Who is to blame for the Union defeat at Fredericksburg: Halleck, Lincoln or Burnside?
Attack on Marye’s Heights
Ambrose Burnside. He was the worst general on either side, and he caused the unnecessary deaths of many brave Americans.
That seems a bit harsh considering the competition. Burnside was out of his depths as an army commander, but he was mostly competent, though not spectacular, with smaller units. He did quite well in North Carolina and Tennessee, for instance.
It’s so easy to malign Burnside because he was so spectacularly mediocre. However, he had a solid plan under politically stressful conditions.
Lincoln for putting enough pressure on Burnside to force him to got through with the battle, Franklin for messing up Prospect Hill, and that lovely Fog of War for generally messing things up.
Robert E. Lee
You beat me to it–yep–he was the person to blame. His strategy was superior, his choice of ground was better, and he fought his army superbly.
That’s not fair! You might as well blame Lee for Grant sending all those men to their death at Cold Harbor.
I do agree
I don’t know how much credit Lee deserves for Fredericksburg. He was slow to respond to Burnside’s advance, and failed to coordinate his corps’ arrival – there was a week in between Longstreet and Jackson arriving. If Burnside had been more aggressive, he could have gotten across the river and defeated the AoNV in detail.
As for Lee’s superior strategy, it doesn’t really take a tactical genius to come up with a plan to dig in behind cover on the high ground and shoot anyone wearing blue.
From what I understand, it was a joint creation of all three. Under the principle that the top dog bears the ultimate responsibility, I guess that Lincoln gets the blame.
Sorry, I beg to differ
Amanda mentions the principle “top dog gets the blame” – what if there’s a ridiculous, low-budget video involved?

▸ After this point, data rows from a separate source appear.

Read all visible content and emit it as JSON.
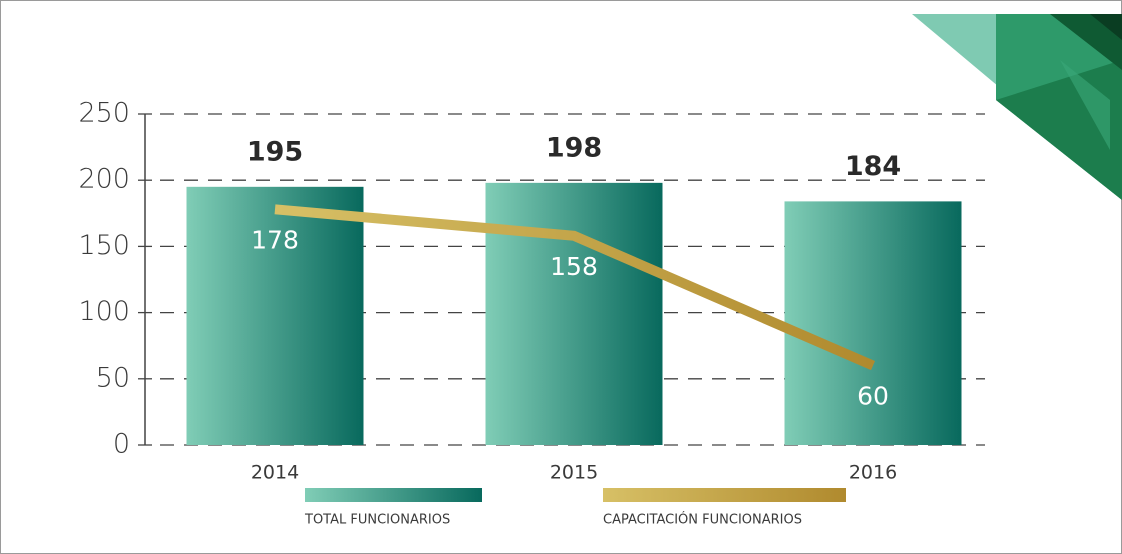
{
  "chart_data": {
    "type": "bar",
    "categories": [
      "2014",
      "2015",
      "2016"
    ],
    "series": [
      {
        "name": "TOTAL FUNCIONARIOS",
        "type": "bar",
        "color": "#08695d",
        "values": [
          195,
          198,
          184
        ]
      },
      {
        "name": "CAPACITACIÓN FUNCIONARIOS",
        "type": "line",
        "color": "#b08a2e",
        "values": [
          178,
          158,
          60
        ]
      }
    ],
    "ylim": [
      0,
      250
    ],
    "yticks": [
      0,
      50,
      100,
      150,
      200,
      250
    ],
    "grid": true
  }
}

ummm–Grant chose NOT to send in men earlier, claiming there would be too much loss of life. Then he turns around & commits to a frontal assault at Cold Harbor (Cool Arbor!). So I have no idea–he could have entrenched . . .
Links to this video? I will trade for a link to the text from Big Brother–the Civil War Episodes.
I always thought Hardie, Franklin and Burnside should all share the blame. If the three of them could have worked out their communication problems it just might have worked.
Burnside. Even he knew that he shouldn’t lead an army, but he attempted to do so anyways. He failed to ensure that the pontoon bridges would be in place; once they finally arrived, Burnside took his time putting them in place, giving Lee more than enough time to dig in. To compound the error, Burnside ordered piecemeal attacks spread out over the line rather than one strong thrust that might have overwhelmed defenses. He failed to coordinate the attacks adequately, and generally proved himself correct in saying that he was incompetent to command an army.
I always thought the Confederates had something to do with it, too.
Halleck. Hands down. That’s not to say Burnside might have gotten to Richmond so easily. I think he’d have zipped through Fredericksburg had his pontoons been there–but then he might just as easily lost a battle somewhere else (like the North Anna, for instance, where he seemed to have trouble enough a year and a half later, anyway).
This was Franklin’s take on the campaign. “The moral I wish to draw from Halleck’s prevarication is, that the administration intended that Burnside should move forward at any cost, and did not care how many lives were lost, or what good were done only so that there was a fight. In other words it was determined to pander to the radical thirst for blood which has lately been so rife.”
That is sobering…
Isn’t the fascinating thing about war is that you can’t assign blame or credit to one side? A decision or action can only be considered a mistake when the enemy’s action renders it a mistake.
I’ve read Frank O’Reilly’s excellent history some years ago, but leading up to the sesquicentennial, I finally picked up a short book I inherited, “Fiasco at Fredericksburg” by Vorin Whan (1961). What this book seemed to highlight was how certain decisions, or combinations of decisions, either opened options, or closed them. Lincoln and Halleck’s actions seemed to close off options for Burnside, while his subsequent decisions proceeded to close off options until he was left with either a brutal frontal attack or admitting failure and withdrawal. Lee, on the other side, was able to keep options open, almost throughout the campaign.
Looking forward to picking up “Simply Murder”.